Hakl: Lippenbekenntnisse Fischers zur EZA unglaubwürdig

Wien, 5. April 2004 (ÖVP-PK) Nicht mehr als unglaubwürdige Lippenbekenntnisse sieht die Entwicklungspolitische Sprecherin der ÖVP, Abg.z.NR Mag. Karin Hakl in Fischers jüngsten Aussagen zur Entwicklungszusammenarbeit.
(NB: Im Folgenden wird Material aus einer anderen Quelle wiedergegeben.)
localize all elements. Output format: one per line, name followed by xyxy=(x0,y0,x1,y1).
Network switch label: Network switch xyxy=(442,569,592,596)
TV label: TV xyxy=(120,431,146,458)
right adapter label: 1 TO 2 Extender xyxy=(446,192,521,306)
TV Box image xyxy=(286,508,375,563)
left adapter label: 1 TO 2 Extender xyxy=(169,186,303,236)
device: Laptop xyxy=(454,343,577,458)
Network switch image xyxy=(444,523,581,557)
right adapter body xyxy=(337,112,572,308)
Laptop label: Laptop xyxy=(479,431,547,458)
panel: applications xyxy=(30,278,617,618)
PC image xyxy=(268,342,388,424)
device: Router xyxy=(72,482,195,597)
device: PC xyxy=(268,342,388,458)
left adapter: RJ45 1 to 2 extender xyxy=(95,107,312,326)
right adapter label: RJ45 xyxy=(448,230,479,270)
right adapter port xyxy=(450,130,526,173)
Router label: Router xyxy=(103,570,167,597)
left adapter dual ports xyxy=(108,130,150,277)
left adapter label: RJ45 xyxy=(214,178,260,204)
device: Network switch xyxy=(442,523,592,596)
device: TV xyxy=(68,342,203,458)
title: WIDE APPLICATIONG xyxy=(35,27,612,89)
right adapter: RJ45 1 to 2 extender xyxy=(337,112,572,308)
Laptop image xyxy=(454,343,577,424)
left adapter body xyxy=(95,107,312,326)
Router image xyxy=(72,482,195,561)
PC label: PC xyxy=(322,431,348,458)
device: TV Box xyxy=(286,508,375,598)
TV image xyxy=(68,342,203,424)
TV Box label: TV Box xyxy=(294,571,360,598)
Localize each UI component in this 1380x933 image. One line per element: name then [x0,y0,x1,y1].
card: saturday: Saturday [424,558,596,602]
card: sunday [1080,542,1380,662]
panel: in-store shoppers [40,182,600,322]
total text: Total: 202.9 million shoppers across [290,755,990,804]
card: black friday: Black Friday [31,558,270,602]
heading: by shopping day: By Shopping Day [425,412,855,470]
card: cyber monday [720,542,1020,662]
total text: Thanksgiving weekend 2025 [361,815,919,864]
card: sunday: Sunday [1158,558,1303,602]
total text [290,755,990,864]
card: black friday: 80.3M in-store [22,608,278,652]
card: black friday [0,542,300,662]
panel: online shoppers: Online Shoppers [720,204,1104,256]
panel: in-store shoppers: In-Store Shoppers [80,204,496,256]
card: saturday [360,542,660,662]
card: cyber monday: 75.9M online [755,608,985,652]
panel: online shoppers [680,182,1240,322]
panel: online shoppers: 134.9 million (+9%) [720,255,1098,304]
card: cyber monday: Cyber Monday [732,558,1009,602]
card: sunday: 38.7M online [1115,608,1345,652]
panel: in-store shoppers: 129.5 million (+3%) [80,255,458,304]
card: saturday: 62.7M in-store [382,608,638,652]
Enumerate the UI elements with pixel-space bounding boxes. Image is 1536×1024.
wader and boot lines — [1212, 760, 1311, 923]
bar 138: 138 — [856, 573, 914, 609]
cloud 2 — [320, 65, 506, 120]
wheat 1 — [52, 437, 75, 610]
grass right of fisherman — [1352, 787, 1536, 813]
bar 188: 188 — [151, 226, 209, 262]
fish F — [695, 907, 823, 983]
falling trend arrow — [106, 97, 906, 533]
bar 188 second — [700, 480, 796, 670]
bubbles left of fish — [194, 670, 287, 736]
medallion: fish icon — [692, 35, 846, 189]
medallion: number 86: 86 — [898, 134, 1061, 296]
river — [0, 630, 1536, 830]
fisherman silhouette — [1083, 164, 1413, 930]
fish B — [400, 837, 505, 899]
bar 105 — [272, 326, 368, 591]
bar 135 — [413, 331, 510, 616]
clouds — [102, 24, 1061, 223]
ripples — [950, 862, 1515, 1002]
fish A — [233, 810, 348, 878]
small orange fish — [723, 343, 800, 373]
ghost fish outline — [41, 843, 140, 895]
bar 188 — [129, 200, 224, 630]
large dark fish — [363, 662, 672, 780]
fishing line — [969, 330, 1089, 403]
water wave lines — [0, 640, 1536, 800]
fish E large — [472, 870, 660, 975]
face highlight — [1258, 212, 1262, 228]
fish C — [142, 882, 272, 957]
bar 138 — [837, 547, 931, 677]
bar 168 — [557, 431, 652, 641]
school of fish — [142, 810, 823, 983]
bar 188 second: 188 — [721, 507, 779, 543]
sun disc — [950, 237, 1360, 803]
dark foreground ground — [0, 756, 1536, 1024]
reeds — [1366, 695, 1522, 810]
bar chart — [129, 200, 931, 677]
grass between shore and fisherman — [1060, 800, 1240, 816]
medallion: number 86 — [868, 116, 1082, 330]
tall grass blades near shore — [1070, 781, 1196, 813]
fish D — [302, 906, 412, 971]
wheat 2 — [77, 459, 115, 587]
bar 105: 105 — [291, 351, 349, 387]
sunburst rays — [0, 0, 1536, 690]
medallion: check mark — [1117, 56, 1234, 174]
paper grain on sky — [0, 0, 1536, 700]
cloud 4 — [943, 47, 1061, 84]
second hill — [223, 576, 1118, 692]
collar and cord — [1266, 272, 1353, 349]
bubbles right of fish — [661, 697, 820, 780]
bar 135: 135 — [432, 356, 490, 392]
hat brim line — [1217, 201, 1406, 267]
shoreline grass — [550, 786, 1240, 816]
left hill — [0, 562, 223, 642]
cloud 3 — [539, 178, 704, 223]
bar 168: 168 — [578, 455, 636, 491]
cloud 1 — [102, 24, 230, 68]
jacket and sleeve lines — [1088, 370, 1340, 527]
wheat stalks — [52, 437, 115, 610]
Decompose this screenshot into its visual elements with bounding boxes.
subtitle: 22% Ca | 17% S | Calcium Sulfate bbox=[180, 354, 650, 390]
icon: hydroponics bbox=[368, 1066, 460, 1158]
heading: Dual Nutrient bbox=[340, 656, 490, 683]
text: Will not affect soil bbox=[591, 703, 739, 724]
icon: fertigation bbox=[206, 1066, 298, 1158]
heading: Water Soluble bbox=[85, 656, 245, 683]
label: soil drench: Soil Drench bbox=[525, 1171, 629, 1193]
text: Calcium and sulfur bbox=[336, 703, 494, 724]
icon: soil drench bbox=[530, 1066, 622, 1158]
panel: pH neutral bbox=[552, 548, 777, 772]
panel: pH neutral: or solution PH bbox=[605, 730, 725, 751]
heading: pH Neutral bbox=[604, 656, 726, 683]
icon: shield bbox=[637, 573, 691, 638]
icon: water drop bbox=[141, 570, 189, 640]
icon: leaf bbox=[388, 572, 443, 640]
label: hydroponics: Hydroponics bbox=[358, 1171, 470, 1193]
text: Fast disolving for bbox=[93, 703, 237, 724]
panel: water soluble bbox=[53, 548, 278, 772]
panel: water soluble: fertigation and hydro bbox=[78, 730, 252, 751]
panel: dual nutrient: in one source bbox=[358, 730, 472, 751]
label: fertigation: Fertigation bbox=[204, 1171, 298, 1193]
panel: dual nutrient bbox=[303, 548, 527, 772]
Der jahrzehntelangen Untätigkeit der SPÖ im Kampf gegen die weltweite Armut stehe die von Ferrero-Waldner umgesetzte Erhöhung der Projektzusammenarbeit in Entwicklungsländern um 30 Millionen Euro gegenüber. ****

Fischer bekenne sich zu Prinzipien, die von Außenministerin Ferrero-Waldner 2002 in einer Regierungsvorlage dem Parlament vorgelegt und gegen die Stimmen der SPÖ angenommen wurden. "Späte Erkenntnis oder Wahlkampfrhetorik", fragt die Entwicklungspolitische Sprecherin der ÖVP. Tatsächlich war der innere Zusammenhang zwischen Armutsbekämpfung - Friedenssicherung und Umweltschutz ein zentraler Punkt des neuen Entwicklungszusammenarbeitsgesetzes, das 2002 gegen die Stimmen der SPÖ den Nationalrat passiert hat. "Warum kommt Fischer dann heute mit diesen ÖVP-Grundsätzen? Es wäre wohl besser gewesen, er hätte sich 2002 mehr dafür interessiert und seine Partei auf Linie gebracht."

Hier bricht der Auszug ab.